The Challenge
Our client, a mid-sized Japanese manufacturer of semiconductor fabrication equipment, had operated in China for over 15 years. Their China subsidiary in Suzhou handled sales, service, and some technical support.
In 2023, amid heightened geopolitical tensions, China updated its Export Control Law implementation rules. The company's compliance team became concerned about three product lines that might require export licenses:
- Lithography alignment systems — precision positioning technology
- Wafer inspection equipment — defect detection systems
- Process control software — semiconductor manufacturing optimization
The stakes were significant:
- $50M+ annual revenue from China operations
- Risk of criminal penalties for unauthorized exports
- Potential blacklisting affecting global operations
- Supply chain disruption for downstream customers
Our Approach
1. Control List Classification (6 weeks)
China's export control regime uses multiple control lists. We systematically analyzed each product against:
- Dual-Use Items and Technologies Export Control List
- Controlled Goods List
- Unreliable Entity List implications
- Technology Import/Export Catalogue
For each product, we prepared detailed classification memos documenting our analysis and conclusions.
2. End-Use/End-User Assessment
Export controls depend not just on what's being exported, but to whom. We:
- Reviewed customer list for any controlled entities
- Implemented enhanced screening procedures
- Developed end-use certificates for sensitive transactions
3. License Applications (8 weeks)
For products requiring licenses, we prepared and submitted applications to the Ministry of Commerce (MOFCOM), including:
- Detailed product specifications
- End-user information and certifications
- Intended use documentation
- Company compliance program evidence
4. Internal Compliance Program (ongoing)
We helped establish an ongoing compliance program:
- Transaction screening procedures
- Red flag checklists for sales team
- Regular training for technical staff
- Audit protocols for technology transfers
Key Findings
Product Line 1 (Lithography Alignment)
Classification: Controlled under dual-use items list. Required export license for transfers to certain end-users. License obtained after 10-week review.
Product Line 2 (Wafer Inspection)
Classification: Below control thresholds based on technical specifications. No license required, but documentation maintained for audit purposes.
Product Line 3 (Process Control Software)
Classification: Technology transfer controls apply. Required license for providing software updates and technical support to China subsidiary. License obtained after 12-week review.
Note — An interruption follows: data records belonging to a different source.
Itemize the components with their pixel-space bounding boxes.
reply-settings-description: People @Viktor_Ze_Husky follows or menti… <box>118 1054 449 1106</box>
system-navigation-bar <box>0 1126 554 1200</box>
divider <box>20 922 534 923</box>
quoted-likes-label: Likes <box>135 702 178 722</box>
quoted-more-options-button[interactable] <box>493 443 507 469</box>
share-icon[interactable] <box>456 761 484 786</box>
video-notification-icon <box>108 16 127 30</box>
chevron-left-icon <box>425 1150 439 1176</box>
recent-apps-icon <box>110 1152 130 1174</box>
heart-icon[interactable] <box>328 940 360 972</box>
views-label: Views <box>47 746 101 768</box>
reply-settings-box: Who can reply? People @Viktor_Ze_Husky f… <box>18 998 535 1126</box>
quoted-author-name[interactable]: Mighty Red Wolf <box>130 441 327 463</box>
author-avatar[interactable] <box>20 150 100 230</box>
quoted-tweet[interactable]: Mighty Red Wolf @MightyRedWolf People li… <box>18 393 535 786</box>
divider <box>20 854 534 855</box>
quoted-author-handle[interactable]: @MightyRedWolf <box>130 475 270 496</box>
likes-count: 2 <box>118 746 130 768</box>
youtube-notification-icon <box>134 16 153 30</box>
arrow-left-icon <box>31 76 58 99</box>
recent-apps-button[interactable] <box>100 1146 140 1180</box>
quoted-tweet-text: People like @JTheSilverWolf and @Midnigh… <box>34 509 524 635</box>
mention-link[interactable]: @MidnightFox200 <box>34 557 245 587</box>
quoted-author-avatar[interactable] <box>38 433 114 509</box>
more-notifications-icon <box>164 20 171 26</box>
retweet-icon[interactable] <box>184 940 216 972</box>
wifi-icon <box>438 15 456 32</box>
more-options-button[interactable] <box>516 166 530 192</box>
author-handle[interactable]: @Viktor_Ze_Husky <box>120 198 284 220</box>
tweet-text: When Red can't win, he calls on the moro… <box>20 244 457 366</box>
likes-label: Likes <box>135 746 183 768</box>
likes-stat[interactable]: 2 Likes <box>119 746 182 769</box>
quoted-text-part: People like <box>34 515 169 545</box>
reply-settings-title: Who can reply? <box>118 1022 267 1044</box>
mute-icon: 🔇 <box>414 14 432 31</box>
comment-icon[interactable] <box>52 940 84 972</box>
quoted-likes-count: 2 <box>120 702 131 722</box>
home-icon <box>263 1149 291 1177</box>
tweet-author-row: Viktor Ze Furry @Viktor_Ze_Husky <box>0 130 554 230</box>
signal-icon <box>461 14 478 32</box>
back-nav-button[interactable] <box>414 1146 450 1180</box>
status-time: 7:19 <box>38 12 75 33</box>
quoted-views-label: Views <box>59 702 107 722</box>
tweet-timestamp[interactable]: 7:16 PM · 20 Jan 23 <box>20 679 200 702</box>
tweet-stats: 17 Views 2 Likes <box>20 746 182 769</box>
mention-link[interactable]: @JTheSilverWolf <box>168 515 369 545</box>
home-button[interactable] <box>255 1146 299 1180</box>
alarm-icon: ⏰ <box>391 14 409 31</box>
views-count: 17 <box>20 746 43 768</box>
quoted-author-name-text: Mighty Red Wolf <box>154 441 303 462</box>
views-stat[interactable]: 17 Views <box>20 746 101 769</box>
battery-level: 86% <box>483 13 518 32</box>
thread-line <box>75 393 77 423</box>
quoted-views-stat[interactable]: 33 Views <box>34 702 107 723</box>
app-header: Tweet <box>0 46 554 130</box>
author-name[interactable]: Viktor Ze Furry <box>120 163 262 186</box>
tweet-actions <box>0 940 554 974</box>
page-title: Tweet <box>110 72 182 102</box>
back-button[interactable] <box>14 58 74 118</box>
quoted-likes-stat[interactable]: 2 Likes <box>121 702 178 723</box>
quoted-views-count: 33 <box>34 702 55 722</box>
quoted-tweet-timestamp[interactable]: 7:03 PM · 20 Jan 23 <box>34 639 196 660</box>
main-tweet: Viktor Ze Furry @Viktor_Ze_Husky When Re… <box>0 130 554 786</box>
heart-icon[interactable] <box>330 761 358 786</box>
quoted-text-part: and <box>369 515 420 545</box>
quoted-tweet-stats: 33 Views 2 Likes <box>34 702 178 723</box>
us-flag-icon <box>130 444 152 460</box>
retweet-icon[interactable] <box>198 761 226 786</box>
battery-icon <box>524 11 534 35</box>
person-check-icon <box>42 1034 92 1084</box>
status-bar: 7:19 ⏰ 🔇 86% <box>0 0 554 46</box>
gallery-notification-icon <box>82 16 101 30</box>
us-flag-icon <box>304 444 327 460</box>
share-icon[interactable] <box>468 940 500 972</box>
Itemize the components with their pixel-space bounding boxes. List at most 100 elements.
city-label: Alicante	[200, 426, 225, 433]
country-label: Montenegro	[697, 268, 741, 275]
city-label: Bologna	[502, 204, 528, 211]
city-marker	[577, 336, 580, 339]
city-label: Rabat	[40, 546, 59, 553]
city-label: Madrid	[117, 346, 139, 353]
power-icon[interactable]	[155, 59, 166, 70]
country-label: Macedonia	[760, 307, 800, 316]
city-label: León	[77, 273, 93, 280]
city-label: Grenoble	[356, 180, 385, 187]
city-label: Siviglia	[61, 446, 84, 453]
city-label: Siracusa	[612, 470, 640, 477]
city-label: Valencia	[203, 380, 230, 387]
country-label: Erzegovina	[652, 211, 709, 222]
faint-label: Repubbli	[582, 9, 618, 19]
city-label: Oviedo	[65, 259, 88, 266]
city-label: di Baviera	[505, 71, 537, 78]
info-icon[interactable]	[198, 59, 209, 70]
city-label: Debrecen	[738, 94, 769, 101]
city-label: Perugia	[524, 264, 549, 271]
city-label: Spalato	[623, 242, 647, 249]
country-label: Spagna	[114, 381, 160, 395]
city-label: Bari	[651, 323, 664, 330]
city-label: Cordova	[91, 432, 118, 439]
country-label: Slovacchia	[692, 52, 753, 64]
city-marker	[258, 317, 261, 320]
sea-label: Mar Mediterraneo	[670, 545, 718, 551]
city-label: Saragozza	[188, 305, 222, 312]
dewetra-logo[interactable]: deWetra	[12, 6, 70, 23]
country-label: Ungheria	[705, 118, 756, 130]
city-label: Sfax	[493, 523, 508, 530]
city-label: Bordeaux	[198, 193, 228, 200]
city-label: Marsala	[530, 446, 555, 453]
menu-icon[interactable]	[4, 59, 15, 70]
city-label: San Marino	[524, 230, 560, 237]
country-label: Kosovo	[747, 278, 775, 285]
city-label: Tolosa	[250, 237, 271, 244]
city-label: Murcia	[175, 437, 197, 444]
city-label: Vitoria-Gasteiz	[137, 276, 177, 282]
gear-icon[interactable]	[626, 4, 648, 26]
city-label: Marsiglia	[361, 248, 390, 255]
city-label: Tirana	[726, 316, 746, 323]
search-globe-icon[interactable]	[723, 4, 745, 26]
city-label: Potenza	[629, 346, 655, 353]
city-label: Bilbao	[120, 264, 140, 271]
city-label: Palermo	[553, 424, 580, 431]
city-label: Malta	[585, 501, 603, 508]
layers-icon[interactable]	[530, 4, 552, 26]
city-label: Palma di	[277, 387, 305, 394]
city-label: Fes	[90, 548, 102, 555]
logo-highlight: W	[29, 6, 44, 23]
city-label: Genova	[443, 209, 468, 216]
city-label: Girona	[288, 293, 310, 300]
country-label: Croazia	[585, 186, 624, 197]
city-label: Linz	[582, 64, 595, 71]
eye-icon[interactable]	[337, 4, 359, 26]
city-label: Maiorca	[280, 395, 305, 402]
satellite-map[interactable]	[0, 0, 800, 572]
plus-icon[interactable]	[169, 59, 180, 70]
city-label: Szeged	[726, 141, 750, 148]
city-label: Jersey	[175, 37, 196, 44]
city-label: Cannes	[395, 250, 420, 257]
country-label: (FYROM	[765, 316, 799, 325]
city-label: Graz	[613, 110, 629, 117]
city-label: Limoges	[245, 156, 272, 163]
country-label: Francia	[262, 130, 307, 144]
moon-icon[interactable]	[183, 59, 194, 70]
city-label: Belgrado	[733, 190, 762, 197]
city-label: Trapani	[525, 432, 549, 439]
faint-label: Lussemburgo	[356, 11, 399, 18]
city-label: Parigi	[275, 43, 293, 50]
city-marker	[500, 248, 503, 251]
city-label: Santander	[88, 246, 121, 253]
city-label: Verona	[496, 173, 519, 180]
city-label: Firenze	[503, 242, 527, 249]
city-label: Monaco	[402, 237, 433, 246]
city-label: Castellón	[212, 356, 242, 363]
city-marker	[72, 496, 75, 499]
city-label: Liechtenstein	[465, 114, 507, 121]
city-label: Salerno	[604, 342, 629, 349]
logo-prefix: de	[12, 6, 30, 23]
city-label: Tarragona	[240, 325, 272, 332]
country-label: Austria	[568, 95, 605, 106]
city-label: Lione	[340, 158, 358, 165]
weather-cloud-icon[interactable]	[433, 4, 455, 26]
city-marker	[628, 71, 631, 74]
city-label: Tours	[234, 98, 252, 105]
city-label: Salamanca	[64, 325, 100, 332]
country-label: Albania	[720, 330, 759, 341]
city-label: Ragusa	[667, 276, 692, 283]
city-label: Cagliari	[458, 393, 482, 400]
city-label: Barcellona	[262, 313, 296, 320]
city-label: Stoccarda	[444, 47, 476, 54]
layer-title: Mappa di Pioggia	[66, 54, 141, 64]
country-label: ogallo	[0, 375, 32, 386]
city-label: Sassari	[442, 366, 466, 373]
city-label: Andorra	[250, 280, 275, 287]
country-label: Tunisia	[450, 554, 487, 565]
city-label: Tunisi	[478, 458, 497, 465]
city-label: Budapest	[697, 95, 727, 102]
Lessons for Other Companies
- Classification is not obvious. Technical specifications matter enormously. "Semiconductor equipment" isn't a useful category—specific parameters determine control status.
- Software and data are controlled. Many companies focus on physical products and forget that technical data, software, and even verbal technical assistance can be controlled.
- China's regime is evolving. What didn't require a license last year may require one now. Ongoing monitoring is essential.
- Document everything. Good records of your classification analysis protect you if questions arise later.
- Internal transfers count. Sending technical data from Japan HQ to China subsidiary is an "export" under Chinese law.